During a press conference in which he spoke about how coronavirus is disproportionately affecting Black and Latino communities, he urged members of those communities to refrain from alcohol, drug and tobacco use, and to adhere to federal shelter-in-place guidelines. "We need you to do this, if not for yourself, then for your abuela. Do it for your granddaddy. Do it for your big mama. Do it for your pop pop," Adams said.
Surgeon General Jerome Adams urges minorities who are at higher risk for coronavirus to avoid drugs and alcohol. If they don't want to do it for themselves, do it "for your abuela, do it for your grandaddy, do it for your Big Mama, do it for your pop pop" https://t.co/vSwcu9K40f pic.twitter.com/93BoBVm7oB— CBS News (@CBSNews) April 10, 2020
PBS correspondent Yamiche Alcindor later questioned Adams about his choice of words. "There are some people online who are already offended by that language and the idea that behaviors may be leading to these high death rates. Could you, I guess, have a response to those who might be offended by the language you used?" Alcindor asked.
Adams replied by saying he used language he uses with his own family.
"We need targeted outreach to the African American community and I use the language that is used in my family," he said. "I have a Puerto Rican brother-in-law. I call my granddaddy, 'granddaddy'. I have relatives who call their grandparents 'big mama'. So, that was not meant to be offensive."

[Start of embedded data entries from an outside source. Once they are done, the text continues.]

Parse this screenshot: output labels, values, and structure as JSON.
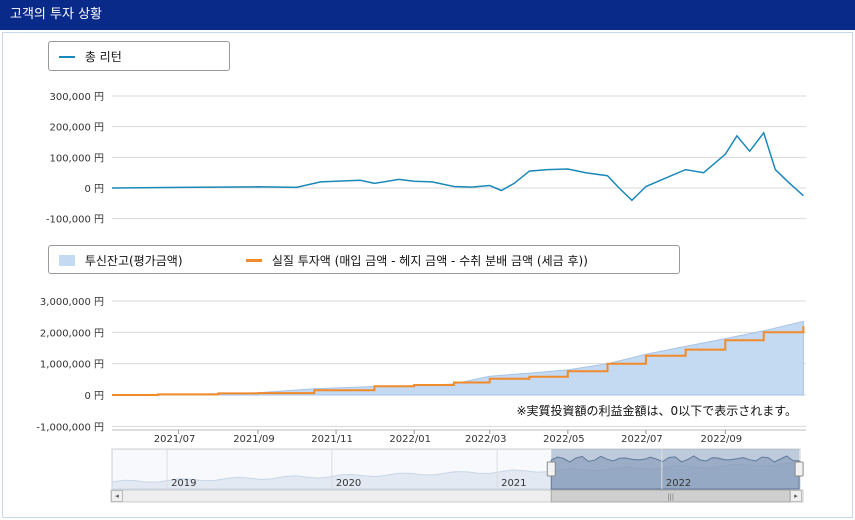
{
  "header": {
    "title": "고객의 투자 상황"
  },
  "colors": {
    "header_bg": "#0a2a8a",
    "line1": "#1a88b8",
    "area": "#c4d9f2",
    "orange": "#f08a2a",
    "navigator_selected": "#8fa6c2"
  },
  "chart_data": [
    {
      "type": "line",
      "legend_position": "top-left",
      "series": [
        {
          "name": "총 리턴",
          "x": [
            "2021-05-10",
            "2021-06-01",
            "2021-07-01",
            "2021-08-01",
            "2021-09-01",
            "2021-10-01",
            "2021-10-20",
            "2021-11-01",
            "2021-11-20",
            "2021-12-01",
            "2021-12-20",
            "2022-01-01",
            "2022-01-15",
            "2022-02-01",
            "2022-02-15",
            "2022-03-01",
            "2022-03-10",
            "2022-03-20",
            "2022-04-01",
            "2022-04-15",
            "2022-05-01",
            "2022-05-15",
            "2022-06-01",
            "2022-06-10",
            "2022-06-20",
            "2022-07-01",
            "2022-07-15",
            "2022-08-01",
            "2022-08-15",
            "2022-09-01",
            "2022-09-10",
            "2022-09-20",
            "2022-10-01",
            "2022-10-10",
            "2022-10-20",
            "2022-11-01"
          ],
          "values": [
            0,
            1000,
            2000,
            3000,
            4000,
            2000,
            20000,
            22000,
            25000,
            15000,
            28000,
            22000,
            20000,
            5000,
            3000,
            8000,
            -8000,
            15000,
            55000,
            60000,
            62000,
            50000,
            40000,
            0,
            -40000,
            5000,
            30000,
            60000,
            50000,
            110000,
            170000,
            120000,
            180000,
            60000,
            20000,
            -25000
          ]
        }
      ],
      "ylim": [
        -100000,
        300000
      ],
      "yticks": [
        "300,000 円",
        "200,000 円",
        "100,000 円",
        "0 円",
        "-100,000 円"
      ]
    },
    {
      "type": "area",
      "legend_position": "top-left",
      "series": [
        {
          "name": "투신잔고(평가금액)",
          "x": [
            "2021-05-10",
            "2021-06-15",
            "2021-08-01",
            "2021-09-01",
            "2021-10-15",
            "2021-12-01",
            "2022-01-01",
            "2022-02-01",
            "2022-03-01",
            "2022-04-01",
            "2022-05-01",
            "2022-06-01",
            "2022-07-01",
            "2022-08-01",
            "2022-09-01",
            "2022-10-01",
            "2022-11-01"
          ],
          "values": [
            0,
            10000,
            40000,
            70000,
            200000,
            270000,
            290000,
            350000,
            600000,
            700000,
            800000,
            1000000,
            1300000,
            1550000,
            1800000,
            2050000,
            2350000
          ]
        },
        {
          "name": "실질 투자액 (매입 금액 - 헤지 금액 - 수취 분배 금액 (세금 후))",
          "x": [
            "2021-05-10",
            "2021-06-15",
            "2021-08-01",
            "2021-09-01",
            "2021-10-15",
            "2021-12-01",
            "2022-01-01",
            "2022-02-01",
            "2022-03-01",
            "2022-04-01",
            "2022-05-01",
            "2022-06-01",
            "2022-07-01",
            "2022-08-01",
            "2022-09-01",
            "2022-10-01",
            "2022-11-01"
          ],
          "values": [
            0,
            20000,
            50000,
            60000,
            150000,
            280000,
            320000,
            400000,
            520000,
            580000,
            760000,
            1000000,
            1250000,
            1450000,
            1750000,
            2000000,
            2200000
          ]
        }
      ],
      "ylim": [
        -1000000,
        3000000
      ],
      "yticks": [
        "3,000,000 円",
        "2,000,000 円",
        "1,000,000 円",
        "0 円",
        "-1,000,000 円"
      ],
      "xticks": [
        "2021/07",
        "2021/09",
        "2021/11",
        "2022/01",
        "2022/03",
        "2022/05",
        "2022/07",
        "2022/09"
      ],
      "annotation": "※実質投資額の利益金額は、0以下で表示されます。"
    },
    {
      "type": "area",
      "role": "navigator",
      "xticks": [
        "2019",
        "2020",
        "2021",
        "2022"
      ],
      "selected_range": [
        "2021-05",
        "2022-11"
      ]
    }
  ]
}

He continued, "That is the language we use, and that I use, and we need to continue to target our outreach to those communities. It is critically important that they understand it's not just about them. We need to do our part at the federal level, we need people to do their parts at the state level. And we need everyone, black, brown, white, whatever color you are, to follow the president's coronavirus guidelines."
Alcindor then asked if Adams would recommend that all Americans — not just Blacks and Latinos — avoid behaviors such as smoking and drinking that would put them at risk for infection.
Adams responded, "Absolutely."
Indeed, many on social media took offense to Adams' use of colloquialisms when referring to Black and Latino people, and others didn't appreciate his comment that people of color need to "step up" their response to coronavirus:
Jerome Adams, U.S. Surgeon General, tells black people, Latinos and other ppl of color to avoid alcohol and drugs and adds: "Do it for your abuela, do it for your grandaddy, do it for your Big Mama, do it for your pop pop."— Yamiche Alcindor (@Yamiche) April 10, 2020
Context: Many found this language highly offensive.
I asked U.S. Surgeon General Jerome Adams about asking black people, Latinos & other ppl of color to avoid drinking & drugs & saying do it for "Big Mama" & "abuela."— Yamiche Alcindor (@Yamiche) April 10, 2020
Adams said he meant no offense, used his family's language & that all Americans should be avoiding substances.